Procedures for the Submission of Complaints or Concerns Regarding Financial Statement Disclosures, Accounting, Internal Accounting Controls, Auditing Matters, or Violations of the Company’s Code of Ethics or Corporate Code of Business Conduct

 

Section 301 of the Sarbanes-Oxley Act requires the Board of Directors of Intelligent Group Limited (the “Company”) to establish procedures for: (a) the receipt, retention, and treatment of complaints received by the Company regarding accounting, internal accounting controls, or auditing matters; and (b) the submission by employee, vendor or customers of the Company and others, on a confidential and anonymous basis, of concerns regarding questionable accounting or auditing matters.

 

In accordance with Section 301, the Company has adopted the following procedures:

 

I. The Company shall promptly forward to the Designee any complaints that it has received regarding financial statement disclosures, accounting, internal accounting controls or auditing matters.

 

II. Any employee, vendor or customer of the Company may submit, on a confidential, anonymous basis if the employee, vendor or customer so desires, any concerns regarding financial statement disclosures, accounting, internal accounting controls, auditing matters or violations of the Company’s Code of Business Conduct and Ethics. All such concerns shall be set forth in writing and forwarded in a sealed envelope to the Designee “To be opened by the Designee only.

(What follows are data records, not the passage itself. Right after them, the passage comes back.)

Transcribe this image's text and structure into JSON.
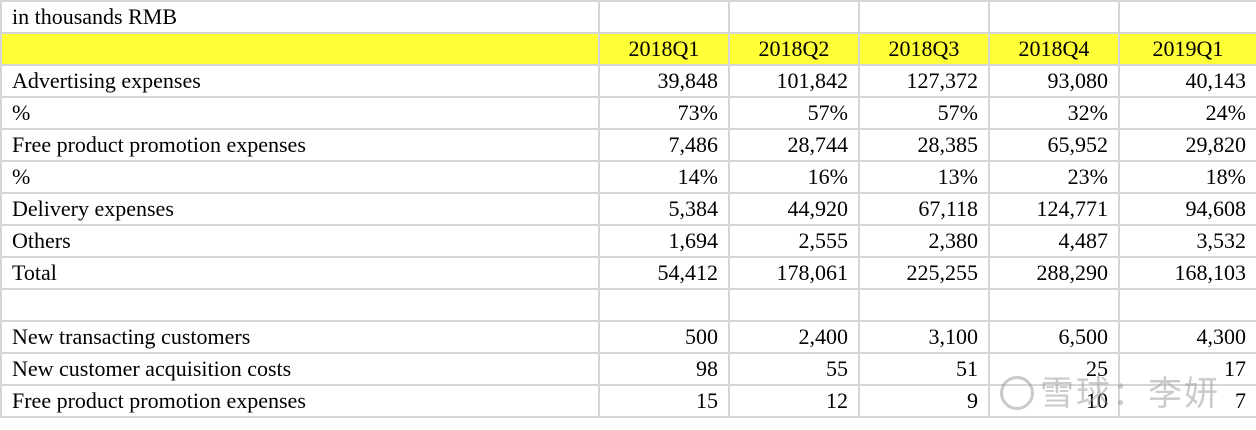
{
  "unit_label": "in thousands RMB",
  "columns": [
    "2018Q1",
    "2018Q2",
    "2018Q3",
    "2018Q4",
    "2019Q1"
  ],
  "rows": [
    {
      "label": "Advertising expenses",
      "values": [
        "39,848",
        "101,842",
        "127,372",
        "93,080",
        "40,143"
      ]
    },
    {
      "label": "%",
      "values": [
        "73%",
        "57%",
        "57%",
        "32%",
        "24%"
      ]
    },
    {
      "label": "Free product promotion expenses",
      "values": [
        "7,486",
        "28,744",
        "28,385",
        "65,952",
        "29,820"
      ]
    },
    {
      "label": "%",
      "values": [
        "14%",
        "16%",
        "13%",
        "23%",
        "18%"
      ]
    },
    {
      "label": "Delivery expenses",
      "values": [
        "5,384",
        "44,920",
        "67,118",
        "124,771",
        "94,608"
      ]
    },
    {
      "label": "Others",
      "values": [
        "1,694",
        "2,555",
        "2,380",
        "4,487",
        "3,532"
      ]
    },
    {
      "label": "Total",
      "values": [
        "54,412",
        "178,061",
        "225,255",
        "288,290",
        "168,103"
      ]
    }
  ],
  "rows2": [
    {
      "label": "New transacting customers",
      "values": [
        "500",
        "2,400",
        "3,100",
        "6,500",
        "4,300"
      ]
    },
    {
      "label": "New customer acquisition costs",
      "values": [
        "98",
        "55",
        "51",
        "25",
        "17"
      ]
    },
    {
      "label": "Free product promotion expenses",
      "values": [
        "15",
        "12",
        "9",
        "10",
        "7"
      ]
    }
  ],
  "watermark": "雪球：李妍",
  "colors": {
    "header_highlight": "#ffff37",
    "gridline": "#d6d6d6"
  }
}
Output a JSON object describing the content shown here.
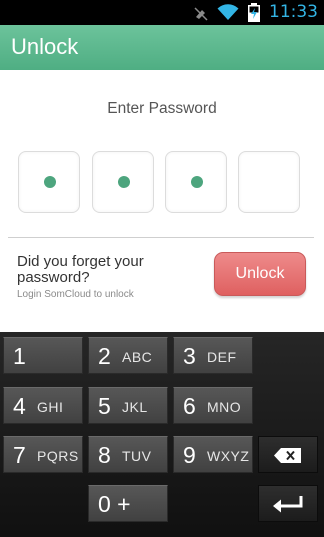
{
  "status_bar": {
    "time": "11:33",
    "icons": [
      "mute-icon",
      "wifi-icon",
      "battery-charging-icon"
    ]
  },
  "header": {
    "title": "Unlock"
  },
  "password": {
    "prompt": "Enter Password",
    "boxes": [
      true,
      true,
      true,
      false
    ]
  },
  "forgot": {
    "question": "Did you forget your password?",
    "hint": "Login SomCloud to unlock",
    "button_label": "Unlock"
  },
  "keypad": {
    "keys": [
      {
        "num": "1",
        "letters": ""
      },
      {
        "num": "2",
        "letters": "ABC"
      },
      {
        "num": "3",
        "letters": "DEF"
      },
      {
        "num": "4",
        "letters": "GHI"
      },
      {
        "num": "5",
        "letters": "JKL"
      },
      {
        "num": "6",
        "letters": "MNO"
      },
      {
        "num": "7",
        "letters": "PQRS"
      },
      {
        "num": "8",
        "letters": "TUV"
      },
      {
        "num": "9",
        "letters": "WXYZ"
      },
      {
        "num": "0 +",
        "letters": ""
      }
    ],
    "backspace_icon": "backspace-icon",
    "enter_icon": "enter-icon"
  },
  "colors": {
    "accent": "#5cb88f",
    "dot": "#4da57e",
    "unlock_button": "#e57373",
    "status_time": "#33b5e5"
  }
}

Being submitted pursuant to the “whistleblower policy” adopted by the Company.” If an employee, vendor or customer would like to discuss any matter with the Designee, the employee, vendor or customer should indicate this in the submission and include a telephone number at which he or she might be contacted if the Designee deems it appropriate. Any such envelopes received by the Company’s General Counsel shall be forwarded promptly and unopened to the Designee. The Designee shall be the Chairperson of the audit committee.

 

III. Following the receipt of any complaints submitted hereunder, the Designee will investigate each matter so reported and take corrective and disciplinary actions, if appropriate, which may include, alone or in combination, a warning or letter or reprimand, demotion, loss of merit increase, bonus or stock options, suspension without pay or termination of employment.

 

IV. The Designee may enlist employee, vendor or customers of the Company and/or outside legal, accounting or other advisors, as appropriate, to conduct any investigation of complaints regarding financial statement disclosures, accounting, internal accounting controls, auditing matters or violation of the Company’s investigation, the Designee shall use reasonable efforts to protect the confidentiality and anonymity of the complaint.

  

V. The Company does not permit retaliation of any kind against employees for complaints submitted hereunder that are made in good faith.